The collection read as a cohesive continuum with previous seasons, a testament to the fluid creative flair that Michele seems to possess, one that’s fueled by an intuitive, emotional interpretation of historic and intellectual references. That much was apparent in Michele’s collaboration with the artist Ari Marcopoulos, who shot the lookbook you see here in a setting inspired by a Pompeian villa, shrouded in a nocturnal atmosphere reminiscent of Flemish painting that was rendered decadent, yet sleek with his ultrasharp use of lightning.

If the past is the backdrop upon which Michele paints his vision, it’s imbued with a very modern attitude of individual interpretation. Indeed every item looked like it could be mixed and matched in endless combinations, regardless of season or occasion. (That clever mix is one reason why Gucci’s Milan store is packed day to night.)
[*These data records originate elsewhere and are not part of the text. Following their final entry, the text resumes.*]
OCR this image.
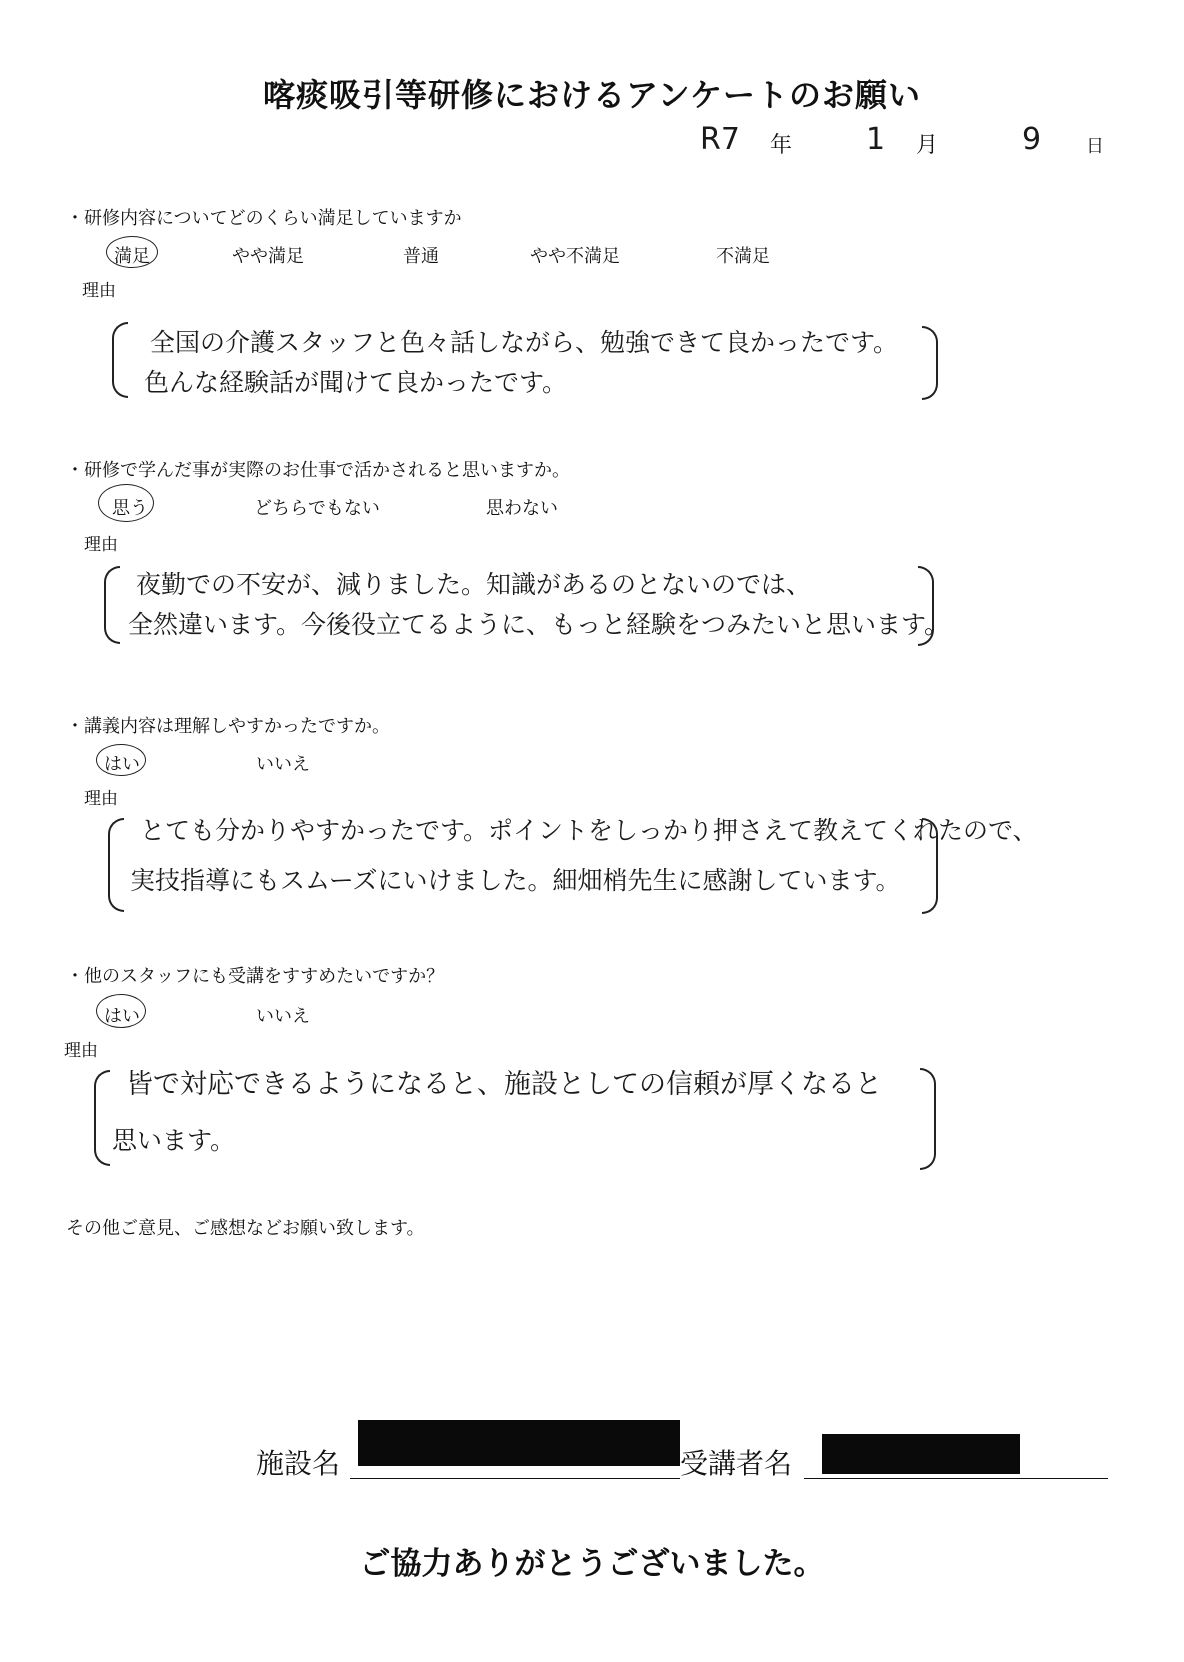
喀痰吸引等研修におけるアンケートのお願い
R7 年 1 月	9 日
・研修内容についてどのくらい満足していますか
満足	やや満足	普通	やや不満足	不満足
理由
全国の介護スタッフと色々話しながら、勉強できて良かったです。
色んな経験話が聞けて良かったです。
・研修で学んだ事が実際のお仕事で活かされると思いますか。
思う	どちらでもない	思わない
理由
夜勤での不安が、減りました。知識があるのとないのでは、
全然違います。今後役立てるように、もっと経験をつみたいと思います。
・講義内容は理解しやすかったですか。
はい	いいえ
理由
とても分かりやすかったです。ポイントをしっかり押さえて教えてくれたので、
実技指導にもスムーズにいけました。細畑梢先生に感謝しています。
・他のスタッフにも受講をすすめたいですか？
はい	いいえ
理由
皆で対応できるようになると、施設としての信頼が厚くなると
思います。
その他ご意見、ご感想などお願い致します。
施設名	受講者名
ご協力ありがとうございました。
Glamorous intarsia fur coats in bright colors were paired with demure, pleated midi skirts printed with a carriage motif evocative of an 18th-century pattern. Fairy evening dresses in tiered tulle were sprinkled with a dusting of glitter and embroidered with whimsical patchworks, and oversize pearls were scattered on the heels of punkish spiky gladiator sandals. A slim shearling coat came bonded in a romantic floral jacquard, complete with an astrakhan collar, thick mink cuffs, and bejeweled frogging. Denim was given a pop ’70s twist with crocheted embroideries; while leather bombers and matching pleated skirts shimmered with metallic accents. The lineup exuded an optimistic eccentricity, it was a true feast for the eyes. Judging by the number of buyers crowding the showroom space, it should be a feast for Gucci’s bottom line as well.